Der moderne Mensch verbringt einen Großteil seines Lebens in Innenräumen. Dort sind auch viele Bakterien zu finden, mit denen wir dann zwangsläufig in Kontakt kommen. Der größte Teil dieser Bakterien stammt dabei von uns Menschen selbst. Das hat Jack Gilbert herausgefunden.
"Unsere eigenen vier Wände sind eine Quelle und eine Senke für Bakterien von und für den Menschen. Doch hauptsächlich prägen wir selbst das mikrobielle Milieu unserer Wohnungen. Denn wir verbreiten ständig Bakterien, die auf unserer Haut und in unserem Körper leben. Wir sind so etwas wie große Bakterienschleudern, die jede Stunde bis zu 15 Millionen bakterielle Zellen absondern. Und es können auch zehn Mal so viele sein."
Bis zu 22.000 verschiedene Bakterienarten
Jack Gilbert ist Mikrobiologe am Argonne National Laboratory in Chicago. Dort leitet er das Home Microbiome Project. Es zielt darauf zu erkunden, welche Bakterien typischerweise in Wohnungen vorkommen, wie sie auf den Menschen einwirken und umgekehrt. Sechs Wochen lang haben Gilbert und Kollegen hierzu Daten erhoben. Sieben Familien, zu denen insgesamt 18 Personen gehören, nahmen an der Studie teil. Regelmäßige Wischproben aus den Wohnungen – etwa von Fußböden, Türklinken und Küchenarbeitsplatten – aber auch von Händen, Füßen und der Nasenschleimhaut der Teilnehmer wurden im Labor untersucht. Durch Genanalysen konnten die Forscher 22.000 unterschiedliche Bakterienarten nachweisen.
"In den meisten Fällen handelt es sich um menschliche Bakterien. Diese Bakterien, die wir ständig absondern, pflastern gewissermaßen die Umwelt, in der wir leben. Im Grunde hinterlässt jeder Mensch die Signatur seiner eigenen Mikrobenflora im Raum."
Anders gesagt: Der Mensch prägt mit seinen Mikroben sein Lebensumfeld. Mein Heim ist, wo meine Bakterien sind. Für Jack Gilbert war dabei überraschend, wie schnell das Mikrobiom eines Menschen eine neue Umwelt kolonisiert, zum Beispiel nach einem Umzug. Er erzählt von einem Ehepaar, das während der Studie zuerst in einem Hotelzimmer lebte und dann in ein neues Haus zog.
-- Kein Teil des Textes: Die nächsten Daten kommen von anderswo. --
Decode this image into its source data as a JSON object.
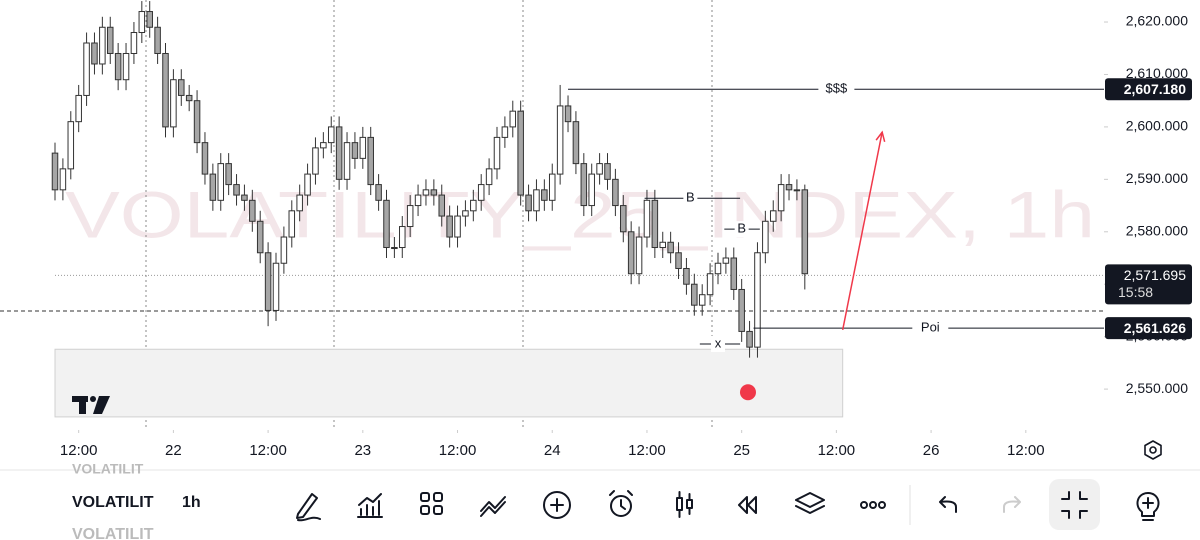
{
  "chart_data": {
    "type": "candlestick",
    "watermark": "VOLATILITY_25_INDEX, 1h",
    "up_color": "#ffffff",
    "down_color": "#a6a6a6",
    "outline_color": "#333333",
    "x": [
      9,
      10,
      11,
      12,
      13,
      14,
      15,
      16,
      17,
      18,
      19,
      20,
      21,
      22,
      23,
      24,
      25,
      26,
      27,
      28,
      29,
      30,
      31,
      32,
      33,
      34,
      35,
      36,
      37,
      38,
      39,
      40,
      41,
      42,
      43,
      44,
      45,
      46,
      47,
      48,
      49,
      50,
      51,
      52,
      53,
      54,
      55,
      56,
      57,
      58,
      59,
      60,
      61,
      62,
      63,
      64,
      65,
      66,
      67,
      68,
      69,
      70,
      71,
      72,
      73,
      74,
      75,
      76,
      77,
      78,
      79,
      80,
      81,
      82,
      83,
      84,
      85,
      86,
      87,
      88,
      89,
      90,
      91,
      92,
      93,
      94,
      95,
      96,
      97,
      98,
      99,
      100,
      101,
      102,
      103,
      104
    ],
    "open": [
      2595,
      2588,
      2592,
      2601,
      2606,
      2616,
      2612,
      2619,
      2614,
      2609,
      2614,
      2618,
      2622,
      2619,
      2614,
      2600,
      2609,
      2606,
      2605,
      2597,
      2591,
      2586,
      2593,
      2589,
      2587,
      2586,
      2582,
      2576,
      2565,
      2574,
      2579,
      2584,
      2587,
      2591,
      2596,
      2597,
      2600,
      2590,
      2597,
      2594,
      2598,
      2589,
      2586,
      2577,
      2577,
      2581,
      2585,
      2587,
      2588,
      2587,
      2583,
      2579,
      2583,
      2584,
      2586,
      2589,
      2592,
      2598,
      2600,
      2603,
      2587,
      2584,
      2588,
      2586,
      2591,
      2604,
      2601,
      2593,
      2585,
      2591,
      2593,
      2590,
      2585,
      2580,
      2572,
      2579,
      2586,
      2577,
      2578,
      2576,
      2573,
      2570,
      2566,
      2568,
      2572,
      2574,
      2575,
      2569,
      2561,
      2558,
      2576,
      2582,
      2584,
      2589,
      2588,
      2588
    ],
    "high": [
      2597,
      2594,
      2603,
      2608,
      2618,
      2618,
      2621,
      2621,
      2616,
      2616,
      2620,
      2624,
      2624,
      2621,
      2616,
      2611,
      2611,
      2608,
      2607,
      2599,
      2593,
      2595,
      2595,
      2591,
      2589,
      2588,
      2584,
      2578,
      2576,
      2581,
      2586,
      2589,
      2593,
      2598,
      2599,
      2602,
      2602,
      2599,
      2599,
      2600,
      2600,
      2591,
      2588,
      2579,
      2583,
      2587,
      2589,
      2590,
      2590,
      2589,
      2585,
      2585,
      2586,
      2588,
      2591,
      2594,
      2600,
      2602,
      2605,
      2605,
      2589,
      2590,
      2590,
      2593,
      2608,
      2606,
      2603,
      2595,
      2593,
      2595,
      2595,
      2592,
      2587,
      2582,
      2581,
      2588,
      2588,
      2580,
      2580,
      2578,
      2575,
      2572,
      2570,
      2574,
      2576,
      2577,
      2577,
      2571,
      2563,
      2578,
      2584,
      2586,
      2591,
      2591,
      2590,
      2589
    ],
    "low": [
      2586,
      2586,
      2590,
      2599,
      2604,
      2610,
      2610,
      2612,
      2607,
      2607,
      2612,
      2616,
      2617,
      2612,
      2598,
      2598,
      2604,
      2603,
      2595,
      2589,
      2584,
      2584,
      2587,
      2585,
      2584,
      2580,
      2574,
      2562,
      2563,
      2572,
      2577,
      2582,
      2585,
      2589,
      2594,
      2595,
      2588,
      2588,
      2592,
      2592,
      2587,
      2584,
      2575,
      2575,
      2575,
      2579,
      2583,
      2585,
      2585,
      2581,
      2577,
      2577,
      2581,
      2582,
      2584,
      2587,
      2590,
      2596,
      2598,
      2585,
      2582,
      2582,
      2584,
      2584,
      2589,
      2599,
      2591,
      2583,
      2583,
      2589,
      2588,
      2583,
      2578,
      2570,
      2570,
      2577,
      2575,
      2575,
      2574,
      2571,
      2568,
      2564,
      2564,
      2566,
      2570,
      2572,
      2567,
      2559,
      2556,
      2556,
      2574,
      2580,
      2582,
      2586,
      2586,
      2569
    ],
    "close": [
      2588,
      2592,
      2601,
      2606,
      2616,
      2612,
      2619,
      2614,
      2609,
      2614,
      2618,
      2622,
      2619,
      2614,
      2600,
      2609,
      2606,
      2605,
      2597,
      2591,
      2586,
      2593,
      2589,
      2587,
      2586,
      2582,
      2576,
      2565,
      2574,
      2579,
      2584,
      2587,
      2591,
      2596,
      2597,
      2600,
      2590,
      2597,
      2594,
      2598,
      2589,
      2586,
      2577,
      2577,
      2581,
      2585,
      2587,
      2588,
      2587,
      2583,
      2579,
      2583,
      2584,
      2586,
      2589,
      2592,
      2598,
      2600,
      2603,
      2587,
      2584,
      2588,
      2586,
      2591,
      2604,
      2601,
      2593,
      2585,
      2591,
      2593,
      2590,
      2585,
      2580,
      2572,
      2579,
      2586,
      2577,
      2578,
      2576,
      2573,
      2570,
      2566,
      2568,
      2572,
      2574,
      2575,
      2569,
      2561,
      2558,
      2576,
      2582,
      2584,
      2589,
      2588,
      2588,
      2572
    ],
    "xlim": [
      9,
      141.4
    ],
    "xticks": [
      {
        "value": 12,
        "label": "12:00"
      },
      {
        "value": 24,
        "label": "22"
      },
      {
        "value": 36,
        "label": "12:00"
      },
      {
        "value": 48,
        "label": "23"
      },
      {
        "value": 60,
        "label": "12:00"
      },
      {
        "value": 72,
        "label": "24"
      },
      {
        "value": 84,
        "label": "12:00"
      },
      {
        "value": 96,
        "label": "25"
      },
      {
        "value": 108,
        "label": "12:00"
      },
      {
        "value": 120,
        "label": "26"
      },
      {
        "value": 132,
        "label": "12:00"
      }
    ],
    "ylim": [
      2542.2,
      2624.2
    ],
    "yticks": [
      {
        "value": 2550,
        "label": "2,550.000"
      },
      {
        "value": 2560,
        "label": "2,560.000"
      },
      {
        "value": 2570,
        "label": "2,570.000"
      },
      {
        "value": 2580,
        "label": "2,580.000"
      },
      {
        "value": 2590,
        "label": "2,590.000"
      },
      {
        "value": 2600,
        "label": "2,600.000"
      },
      {
        "value": 2610,
        "label": "2,610.000"
      },
      {
        "value": 2620,
        "label": "2,620.000"
      }
    ],
    "levels": [
      {
        "text": "$$$",
        "value": 2607.18,
        "price_label": "2,607.180",
        "start": 74,
        "text_at": 108
      },
      {
        "text": "Poi",
        "value": 2561.626,
        "price_label": "2,561.626",
        "start": 97.5,
        "text_at": 119.9
      }
    ],
    "current_price": {
      "value": 2571.695,
      "label": "2,571.695",
      "countdown": "15:58"
    },
    "dashed_level": 2564.9,
    "annotations": [
      {
        "text": "B",
        "x": 89.5,
        "y": 2586.4,
        "line": [
          83.7,
          95.8
        ]
      },
      {
        "text": "B",
        "x": 96,
        "y": 2580.5,
        "line": [
          93.8,
          98.3
        ]
      },
      {
        "text": "x",
        "x": 93,
        "y": 2558.6,
        "line": [
          90.7,
          95.8
        ]
      }
    ],
    "zone": {
      "x": [
        9,
        108.8
      ],
      "y": [
        2544.7,
        2557.6
      ]
    },
    "dot": {
      "x": 96.8,
      "y": 2549.4,
      "color": "#f0384a"
    },
    "arrow": {
      "x": [
        108.8,
        113.8
      ],
      "y": [
        2561.3,
        2599
      ],
      "color": "#f0384a"
    }
  },
  "toolbar": {
    "symbol_prev": "VOLATILIT",
    "symbol": "VOLATILIT",
    "symbol_next": "VOLATILIT",
    "interval": "1h"
  }
}
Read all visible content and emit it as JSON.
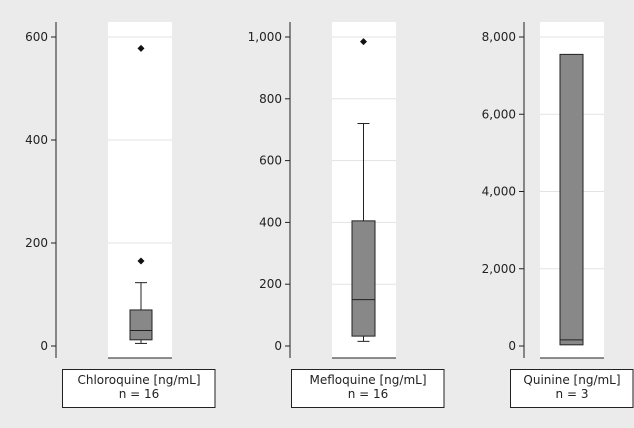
{
  "chart_data": [
    {
      "type": "box",
      "panel": "chloroquine",
      "label_line1": "Chloroquine [ng/mL]",
      "label_line2": "n = 16",
      "ylim": [
        0,
        620
      ],
      "yticks": [
        0,
        200,
        400,
        600
      ],
      "ytick_labels": [
        "0",
        "200",
        "400",
        "600"
      ],
      "grid": true,
      "box": {
        "whisker_low": 5,
        "q1": 12,
        "median": 30,
        "q3": 70,
        "whisker_high": 123
      },
      "outliers": [
        165,
        578
      ]
    },
    {
      "type": "box",
      "panel": "mefloquine",
      "label_line1": "Mefloquine [ng/mL]",
      "label_line2": "n = 16",
      "ylim": [
        0,
        1030
      ],
      "yticks": [
        0,
        200,
        400,
        600,
        800,
        1000
      ],
      "ytick_labels": [
        "0",
        "200",
        "400",
        "600",
        "800",
        "1,000"
      ],
      "grid": true,
      "box": {
        "whisker_low": 15,
        "q1": 32,
        "median": 150,
        "q3": 405,
        "whisker_high": 720
      },
      "outliers": [
        985
      ]
    },
    {
      "type": "box",
      "panel": "quinine",
      "label_line1": "Quinine [ng/mL]",
      "label_line2": "n = 3",
      "ylim": [
        0,
        8200
      ],
      "yticks": [
        0,
        2000,
        4000,
        6000,
        8000
      ],
      "ytick_labels": [
        "0",
        "2,000",
        "4,000",
        "6,000",
        "8,000"
      ],
      "grid": true,
      "box": {
        "whisker_low": 30,
        "q1": 30,
        "median": 160,
        "q3": 7550,
        "whisker_high": 7550
      },
      "outliers": []
    }
  ],
  "colors": {
    "background": "#ebebeb",
    "plot_background": "#ffffff",
    "gridline": "#e3e3e3",
    "box_fill": "#888888",
    "stroke": "#222222",
    "outlier": "#111111"
  }
}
"Mikrobiologisch betrachtet war ihr Hotelzimmer identisch mit ihrem neuen Haus, nachdem sie eingezogen waren. Und das innerhalb von nur 24 Stunden nach dem Einzug. Ihre Mikroben haben den Raum in weniger als einem Tag kolonisiert. Das gleiche passierte schon zuvor in dem Hotel. Nun bedenken Sie mal, was das heißt: Viele Menschen sind ja etwas paranoid, was Hinterlassenschaften früherer Hotelgäste betrifft. Dabei sind schon nach wenigen Stunden in einem Hotelzimmer kaum noch mikrobielle Spuren der Vormieter nachzuweisen."
Die Wohnumfeldbakterien kommen und gehen also zusammen mit den Menschen. Somit verraten sie auch etwas über deren An- beziehungsweise Abwesenheit. Solche Erkenntnisse könnten eine besondere Anwendung finden – bei der Kriminalpolizei.
"Das forensische Potential dieser Daten gehört zu den interessantesten Aspekten unserer Forschung. Wir können nicht nur die mikrobielle Signatur jedes einzelnen Bewohners eines Raumes nachweisen, sondern wir können anhand der Analysen bestimmter Oberflächen auch erkennen, ob eine Person ihre Wohnung verlassen hat. Dabei könnten wir sogar mit einer gewissen Wahrscheinlichkeit zeitlich abschätzen, wann sie gegangen ist."
Kontakt zur vielfältigen Mikroflora der Natur fehlt
Noch mehr interessiert sich Jack Gilbert als Forscher aber für eine andere Feststellung: Einst verbrachten die Menschen viel mehr Zeit in der freien Natur, hatten Kontakt mit der Erde, vielen Pflanzen und Tieren und deren vielfältiger Mikroflora.
"Wenn unsere Kinder heute in den Städten in Wohnblöcken und Häusern aufwachsen, verbringen sie 90 Prozent ihres Lebens in Innenräumen. Dort sind sie fast nur noch menschlichen Bakterien ausgesetzt."
Was bedeutet das für die Entwicklung des Immunsystems und anderer von Bakterien beeinflusster Körperfunktionen des modernen Menschen? Diese Frage könnte die Wissenschaft sowohl aus medizinischer als auch evolutionsbiologischer Sicht noch lange beschäftigen.